HELLO and TC messages are processed according to Sections 15.3 and 16.3 of [RFC7181].
In addition to the reasons specified in [RFC7181] for discarding a HELLO message or a TC message on reception, a HELLO or TC message received MUST be discarded if it has more than one Message TLV with Type = SOURCE_ROUTE.
For every HELLO or TC message received, if there is a Message TLV with Type := SOURCE_ROUTE, create or update (if the Tuple exists already) the SR-OLSR Routing Tuple with:
o SR_addr := originator address of the HELLO or TC message
o SR_time := current_time + validity time of the TC or HELLO message defined in [RFC7181].

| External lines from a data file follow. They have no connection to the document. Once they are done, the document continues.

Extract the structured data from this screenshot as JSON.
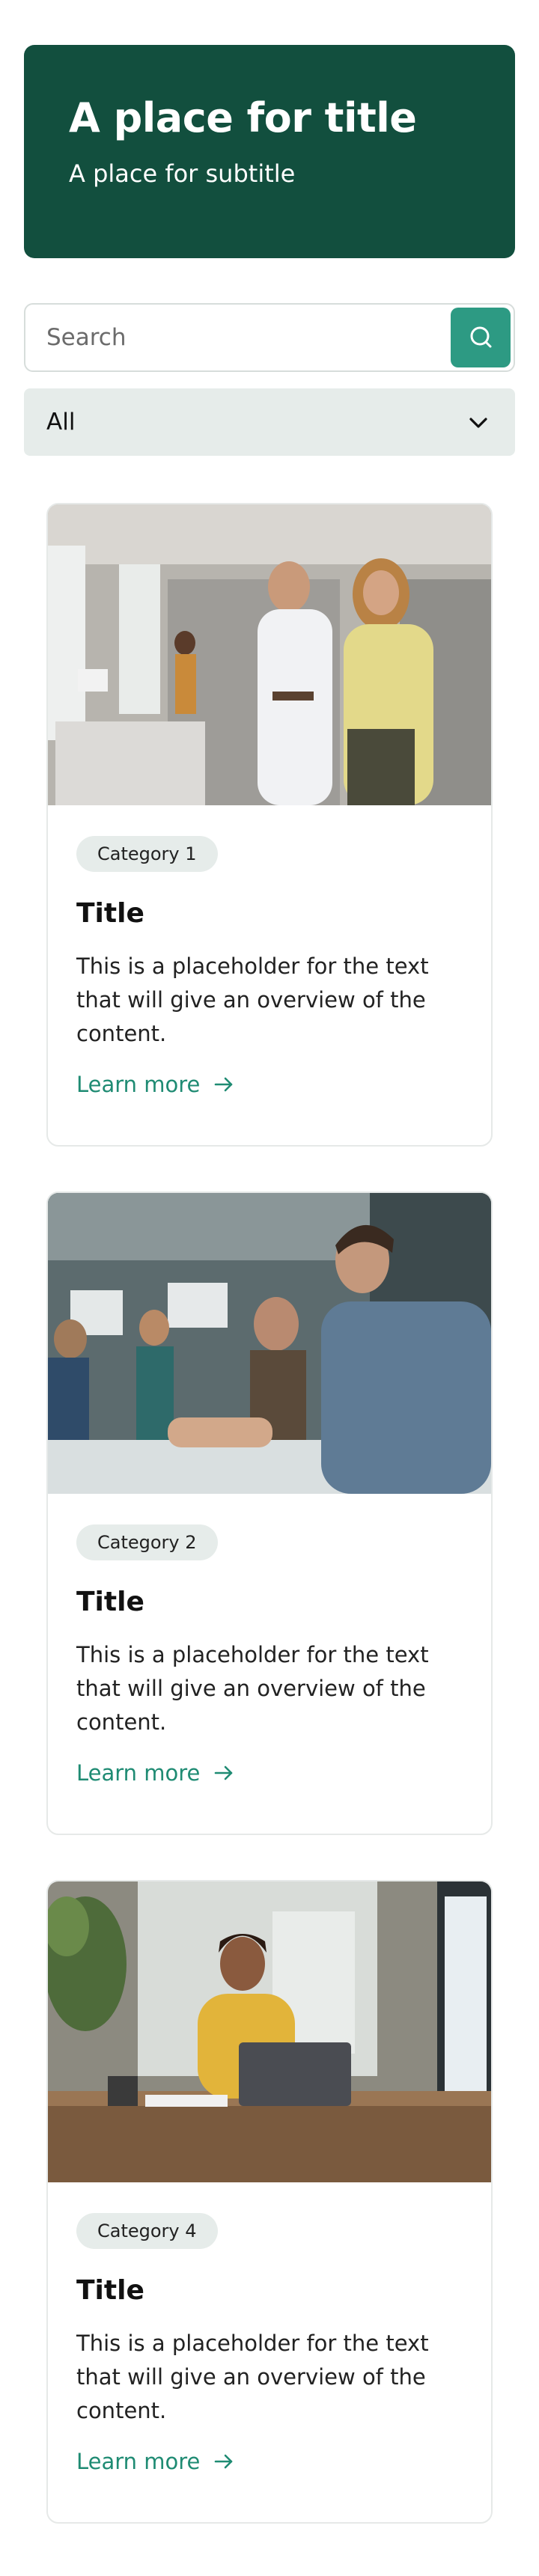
{
  "hero": {
    "title": "A place for title",
    "subtitle": "A place for subtitle"
  },
  "search": {
    "placeholder": "Search",
    "value": "",
    "icon": "search-icon"
  },
  "filter": {
    "selected": "All",
    "icon": "chevron-down-icon"
  },
  "cards": [
    {
      "category": "Category 1",
      "title": "Title",
      "text": "This is a placeholder for the text that will give an overview of the content.",
      "link": "Learn more",
      "image": "two colleagues looking at a tablet in an office"
    },
    {
      "category": "Category 2",
      "title": "Title",
      "text": "This is a placeholder for the text that will give an overview of the content.",
      "link": "Learn more",
      "image": "team meeting around a conference table"
    },
    {
      "category": "Category 4",
      "title": "Title",
      "text": "This is a placeholder for the text that will give an overview of the content.",
      "link": "Learn more",
      "image": "woman working on a laptop at a desk"
    }
  ],
  "colors": {
    "hero_bg": "#124f3e",
    "accent": "#2d9a83",
    "link": "#1f8b73",
    "filter_bg": "#e6ecea",
    "badge_bg": "#e6ecea"
  }
}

Each MP-OLSRv2 Routing Process selects routing MPRs and flooding MPRs following Section 18 of [RFC7181]. In a mixed network with OLSRv2-only routers, the following considerations apply when calculating MPRs:
o MP-OLSRv2 routers SHOULD be preferred as routing MPRs to increase the possibility of finding disjoint paths using MP-OLSRv2 routers.
o The number of routing MPRs that run the MP-OLSRv2 Routing Process MUST be equal to or greater than NUMBER_OF_PATHS if there are enough MP-OLSRv2 symmetric neighbors. Otherwise, all the MP-OLSRv2 routers are selected as routing MPRs, except the routers with willingness WILL_NEVER.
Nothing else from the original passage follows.